Goodman and his colleagues have also developed the Yale–Brown Obsessive–Compulsive Scale—Second Edition (Y-BOCS-II) in an effort to modify the original scale. Other rating scales developed by Goodman and his colleagues include: the Children's Yale-Brown Obsessive Compulsive Scale (CY-BOCS), Florida Obsessive Compulsive Inventory (FOCI), the Children's Florida Obsessive Compulsive Inventory (C-FOCI), Level 2—Repetitive Thoughts and Behaviors (Cross-cutting symptom measure used in the DSM-5), and the Treatment-Emergent Activation and Suicidality Assessment Profile (TEASAP).

By July 2018, Goodman's original article on the Yale–Brown Obsessive–Compulsive Scale was the most cited paper on obsessive–compulsive disorder.

===Selective serotonin reuptake inhibitors===
Goodman was one of the first investigators to test and establish the efficacy of selective serotonin reuptake inhibitors (SSRIs) in OCD and show their comparative advantage over other antidepressant medications. He also developed the use of adjunctive antipsychotic medications in SSRI-resistant OCD and found that patients with comorbid tic disorders are most likely to respond to this combination.

===International OCD Foundation===
In 1986, Goodman co-founded the nonprofit OCD Foundation (now named the International OCD Foundation). While on faculty at Yale University, he had the idea to bring together a group of dedicated individuals with OCD who were participating in research studies for a self-help group. They later expanded and started a foundation to help reach a wider audience and educate the public about OCD and treatment options. He served as chair of its scientific advisory board for the first ten years.

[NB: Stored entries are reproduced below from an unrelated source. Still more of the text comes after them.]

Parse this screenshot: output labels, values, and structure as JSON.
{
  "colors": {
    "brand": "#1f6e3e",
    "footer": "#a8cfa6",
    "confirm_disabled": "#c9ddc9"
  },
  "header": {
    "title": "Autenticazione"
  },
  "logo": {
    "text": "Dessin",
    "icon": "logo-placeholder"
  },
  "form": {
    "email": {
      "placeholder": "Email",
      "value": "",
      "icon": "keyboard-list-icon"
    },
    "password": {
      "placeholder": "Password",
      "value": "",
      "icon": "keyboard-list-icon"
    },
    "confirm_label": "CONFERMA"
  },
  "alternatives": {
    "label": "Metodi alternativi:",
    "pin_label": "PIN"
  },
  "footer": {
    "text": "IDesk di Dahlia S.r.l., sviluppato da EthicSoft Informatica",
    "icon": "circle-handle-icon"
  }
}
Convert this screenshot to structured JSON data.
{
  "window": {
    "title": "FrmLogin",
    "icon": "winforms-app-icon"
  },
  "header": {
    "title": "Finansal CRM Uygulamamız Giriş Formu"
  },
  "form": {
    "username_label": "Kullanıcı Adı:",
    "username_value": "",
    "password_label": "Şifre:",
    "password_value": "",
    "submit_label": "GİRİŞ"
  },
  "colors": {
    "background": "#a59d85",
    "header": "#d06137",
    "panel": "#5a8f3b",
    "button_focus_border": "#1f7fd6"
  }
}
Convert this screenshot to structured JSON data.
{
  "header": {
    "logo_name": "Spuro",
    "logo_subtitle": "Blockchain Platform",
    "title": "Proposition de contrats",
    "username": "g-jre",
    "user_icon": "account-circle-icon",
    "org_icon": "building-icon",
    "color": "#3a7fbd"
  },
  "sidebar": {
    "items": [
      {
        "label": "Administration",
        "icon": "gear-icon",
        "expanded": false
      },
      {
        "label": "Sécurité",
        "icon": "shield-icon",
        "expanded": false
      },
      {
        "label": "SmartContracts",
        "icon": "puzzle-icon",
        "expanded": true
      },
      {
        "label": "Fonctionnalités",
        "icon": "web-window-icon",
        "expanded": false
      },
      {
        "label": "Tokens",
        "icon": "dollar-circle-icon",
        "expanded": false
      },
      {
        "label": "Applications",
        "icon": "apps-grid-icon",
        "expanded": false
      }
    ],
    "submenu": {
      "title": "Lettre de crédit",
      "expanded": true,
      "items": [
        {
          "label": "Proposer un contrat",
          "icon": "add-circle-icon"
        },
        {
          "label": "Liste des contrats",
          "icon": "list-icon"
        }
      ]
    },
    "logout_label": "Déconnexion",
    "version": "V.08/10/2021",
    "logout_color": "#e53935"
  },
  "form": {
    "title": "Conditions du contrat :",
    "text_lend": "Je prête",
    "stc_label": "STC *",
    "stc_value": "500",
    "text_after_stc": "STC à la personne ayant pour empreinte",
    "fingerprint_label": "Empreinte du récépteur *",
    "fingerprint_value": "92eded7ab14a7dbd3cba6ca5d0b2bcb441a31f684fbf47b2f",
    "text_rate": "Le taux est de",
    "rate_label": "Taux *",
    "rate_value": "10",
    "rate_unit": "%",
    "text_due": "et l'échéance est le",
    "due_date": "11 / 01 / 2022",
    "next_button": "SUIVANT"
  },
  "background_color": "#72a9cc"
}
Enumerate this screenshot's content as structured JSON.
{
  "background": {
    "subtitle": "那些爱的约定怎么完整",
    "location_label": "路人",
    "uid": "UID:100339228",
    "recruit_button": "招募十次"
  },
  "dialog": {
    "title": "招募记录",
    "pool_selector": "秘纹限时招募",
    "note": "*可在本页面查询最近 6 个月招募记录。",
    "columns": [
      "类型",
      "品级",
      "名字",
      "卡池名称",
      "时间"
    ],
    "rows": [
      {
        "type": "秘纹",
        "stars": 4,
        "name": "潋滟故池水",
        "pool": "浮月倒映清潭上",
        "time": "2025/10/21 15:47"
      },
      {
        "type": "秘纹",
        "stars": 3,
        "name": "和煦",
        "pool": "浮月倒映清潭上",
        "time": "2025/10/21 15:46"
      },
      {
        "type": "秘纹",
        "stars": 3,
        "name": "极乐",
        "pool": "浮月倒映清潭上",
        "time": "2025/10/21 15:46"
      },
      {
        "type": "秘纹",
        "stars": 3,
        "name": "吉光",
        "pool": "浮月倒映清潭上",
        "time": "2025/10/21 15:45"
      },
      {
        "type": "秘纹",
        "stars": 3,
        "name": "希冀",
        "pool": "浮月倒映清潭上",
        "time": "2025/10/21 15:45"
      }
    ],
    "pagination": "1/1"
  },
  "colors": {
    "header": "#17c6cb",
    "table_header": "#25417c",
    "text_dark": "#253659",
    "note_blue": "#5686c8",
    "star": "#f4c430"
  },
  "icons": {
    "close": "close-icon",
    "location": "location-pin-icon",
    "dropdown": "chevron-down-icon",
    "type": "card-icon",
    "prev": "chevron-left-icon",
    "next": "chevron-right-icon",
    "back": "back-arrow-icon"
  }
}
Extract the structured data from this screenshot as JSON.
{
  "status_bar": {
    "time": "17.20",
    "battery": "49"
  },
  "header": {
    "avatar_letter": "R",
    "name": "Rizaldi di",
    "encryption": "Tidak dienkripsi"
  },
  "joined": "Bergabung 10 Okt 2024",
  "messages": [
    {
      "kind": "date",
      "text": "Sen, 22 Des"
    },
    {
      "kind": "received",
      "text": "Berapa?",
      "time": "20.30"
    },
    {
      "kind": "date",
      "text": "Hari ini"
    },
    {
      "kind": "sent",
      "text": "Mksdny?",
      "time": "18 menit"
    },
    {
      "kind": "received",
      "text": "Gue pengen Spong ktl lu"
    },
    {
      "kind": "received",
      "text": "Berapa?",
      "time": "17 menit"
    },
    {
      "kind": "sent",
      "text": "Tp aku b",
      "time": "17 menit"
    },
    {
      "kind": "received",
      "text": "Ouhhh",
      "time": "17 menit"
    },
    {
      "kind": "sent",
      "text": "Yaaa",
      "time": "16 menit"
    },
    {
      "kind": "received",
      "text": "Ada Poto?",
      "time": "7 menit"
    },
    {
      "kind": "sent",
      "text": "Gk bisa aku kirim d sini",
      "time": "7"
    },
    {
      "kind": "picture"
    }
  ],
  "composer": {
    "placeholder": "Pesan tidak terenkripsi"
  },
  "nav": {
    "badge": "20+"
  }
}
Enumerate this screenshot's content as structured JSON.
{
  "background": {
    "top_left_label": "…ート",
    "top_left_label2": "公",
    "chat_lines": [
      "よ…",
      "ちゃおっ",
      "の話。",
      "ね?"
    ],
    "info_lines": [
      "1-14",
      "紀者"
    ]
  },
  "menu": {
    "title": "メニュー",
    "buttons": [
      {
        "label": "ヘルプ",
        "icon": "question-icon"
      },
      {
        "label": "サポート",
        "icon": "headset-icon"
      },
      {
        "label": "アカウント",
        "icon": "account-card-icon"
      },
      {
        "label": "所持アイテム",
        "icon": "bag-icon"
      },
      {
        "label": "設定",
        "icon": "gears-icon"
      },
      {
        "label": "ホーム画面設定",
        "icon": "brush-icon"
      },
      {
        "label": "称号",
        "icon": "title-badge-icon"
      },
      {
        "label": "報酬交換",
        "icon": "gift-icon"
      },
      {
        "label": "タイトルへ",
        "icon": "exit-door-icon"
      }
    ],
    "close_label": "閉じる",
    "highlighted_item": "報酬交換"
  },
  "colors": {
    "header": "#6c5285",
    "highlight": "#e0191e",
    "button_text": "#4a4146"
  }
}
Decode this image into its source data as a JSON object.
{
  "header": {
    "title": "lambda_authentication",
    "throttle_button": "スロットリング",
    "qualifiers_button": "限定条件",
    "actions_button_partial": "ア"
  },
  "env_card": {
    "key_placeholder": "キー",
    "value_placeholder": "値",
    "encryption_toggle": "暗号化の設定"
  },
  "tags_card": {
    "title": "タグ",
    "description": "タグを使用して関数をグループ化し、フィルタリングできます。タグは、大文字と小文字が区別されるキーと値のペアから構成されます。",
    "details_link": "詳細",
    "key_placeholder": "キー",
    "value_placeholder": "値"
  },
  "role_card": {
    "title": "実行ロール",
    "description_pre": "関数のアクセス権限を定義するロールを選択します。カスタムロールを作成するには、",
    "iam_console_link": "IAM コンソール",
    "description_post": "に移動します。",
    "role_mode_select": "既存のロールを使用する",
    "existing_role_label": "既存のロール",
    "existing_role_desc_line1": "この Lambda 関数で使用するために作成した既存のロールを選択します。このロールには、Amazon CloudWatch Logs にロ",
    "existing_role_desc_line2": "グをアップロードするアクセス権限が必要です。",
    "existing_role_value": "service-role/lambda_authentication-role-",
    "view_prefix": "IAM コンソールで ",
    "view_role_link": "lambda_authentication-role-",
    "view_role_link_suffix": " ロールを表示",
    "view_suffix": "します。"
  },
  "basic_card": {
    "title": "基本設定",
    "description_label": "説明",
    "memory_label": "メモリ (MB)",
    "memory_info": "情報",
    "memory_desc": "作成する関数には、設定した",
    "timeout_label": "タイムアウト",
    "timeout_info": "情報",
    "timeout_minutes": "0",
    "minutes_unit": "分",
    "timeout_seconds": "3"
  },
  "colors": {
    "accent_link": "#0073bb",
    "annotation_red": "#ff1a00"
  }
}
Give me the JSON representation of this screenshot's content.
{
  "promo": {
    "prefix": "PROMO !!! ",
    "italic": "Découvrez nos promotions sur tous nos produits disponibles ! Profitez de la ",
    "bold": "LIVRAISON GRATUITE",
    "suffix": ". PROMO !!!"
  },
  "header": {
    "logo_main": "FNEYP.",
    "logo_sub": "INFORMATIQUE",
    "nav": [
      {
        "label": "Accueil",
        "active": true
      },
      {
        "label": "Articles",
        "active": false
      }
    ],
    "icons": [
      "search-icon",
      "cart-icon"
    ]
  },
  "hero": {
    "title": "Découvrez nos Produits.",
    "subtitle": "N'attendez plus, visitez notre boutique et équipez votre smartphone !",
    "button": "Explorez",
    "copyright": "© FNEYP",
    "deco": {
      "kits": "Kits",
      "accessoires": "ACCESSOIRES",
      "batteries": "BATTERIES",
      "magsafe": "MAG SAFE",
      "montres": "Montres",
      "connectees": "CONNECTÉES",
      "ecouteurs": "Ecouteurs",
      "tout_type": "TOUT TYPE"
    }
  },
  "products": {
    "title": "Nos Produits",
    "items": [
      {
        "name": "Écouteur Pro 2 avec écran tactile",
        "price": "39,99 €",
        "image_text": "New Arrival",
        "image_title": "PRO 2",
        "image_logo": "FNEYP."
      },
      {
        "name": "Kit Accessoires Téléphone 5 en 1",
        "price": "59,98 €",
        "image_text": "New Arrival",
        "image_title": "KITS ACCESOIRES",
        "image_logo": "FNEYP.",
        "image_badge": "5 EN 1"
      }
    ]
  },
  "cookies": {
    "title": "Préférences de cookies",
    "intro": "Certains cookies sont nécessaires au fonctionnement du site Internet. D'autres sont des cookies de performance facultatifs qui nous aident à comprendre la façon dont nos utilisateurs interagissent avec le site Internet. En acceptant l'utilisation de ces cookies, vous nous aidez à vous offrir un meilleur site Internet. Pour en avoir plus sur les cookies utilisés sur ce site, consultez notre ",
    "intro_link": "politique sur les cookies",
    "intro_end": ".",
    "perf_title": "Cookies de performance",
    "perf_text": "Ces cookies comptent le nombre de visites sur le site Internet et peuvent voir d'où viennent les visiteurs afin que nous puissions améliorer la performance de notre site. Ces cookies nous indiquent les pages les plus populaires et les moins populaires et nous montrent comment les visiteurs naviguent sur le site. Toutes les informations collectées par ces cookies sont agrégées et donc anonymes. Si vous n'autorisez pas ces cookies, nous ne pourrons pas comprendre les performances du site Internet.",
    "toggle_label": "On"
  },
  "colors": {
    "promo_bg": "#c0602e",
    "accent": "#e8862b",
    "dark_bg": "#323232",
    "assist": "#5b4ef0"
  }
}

Goodman received the Lifetime Career Achievement Award from the International OCD Foundation in 2012.

===Deep brain stimulation===
Goodman conducts research in the use of Deep brain stimulation (DBS) for treatment-resistant psychiatric disorders. He has published on the use of DBS for intractable OCD. In October 2016, The National Institute of Neurological Disorders and Stroke awarded him a grant for research aimed at developing adaptive DBS for OCD. Other grants include an award in 2025 to evaluate the preliminary efficacy and safety of DBS in treatment-resistant bipolar depression. The funding is part of the Brain Research through Advancing Innovative Neurotechnologies (BRAIN) Initiative.

==Service with the Food and Drug Administration==
Goodman served as chair of the FDA Psychopharmacology Drug Advisory Committee (PDAC) from 2004 to 2008. During that time period, the FDA deliberated and eventually decided to require a Black Box warning on suicidality for all antidepressant drugs. Goodman voted in favor of the Black Box warning for the pediatric population in 2004. Two years later, he voted that the warning be extended up to age 24. He has also served on the FDA Neurological Devices Advisory Committee.

== Memberships in Professional Societies ==

- In 2022, Goodman was admitted as a member to the Association of American Physicians (AAP). Election to the AAP is an honor extended to physicians with outstanding credentials in basic or translational biomedical research and is limited to 70 persons per year.
- In 2018, Goodman was named a fellow of the American College of Neuropsychopharmacology (ACNP). Members are selected primarily based on their original research contributions.
- In 2018, Goodman was named a Distinguished Life Fellow by the American Psychiatric Association (APA). This is the highest membership honor the APA bestows in recognition of significant contributions to the field of psychiatry.
- In 2003, Goodman was named to the national Alpha Omega Alpha Honor Medical Society.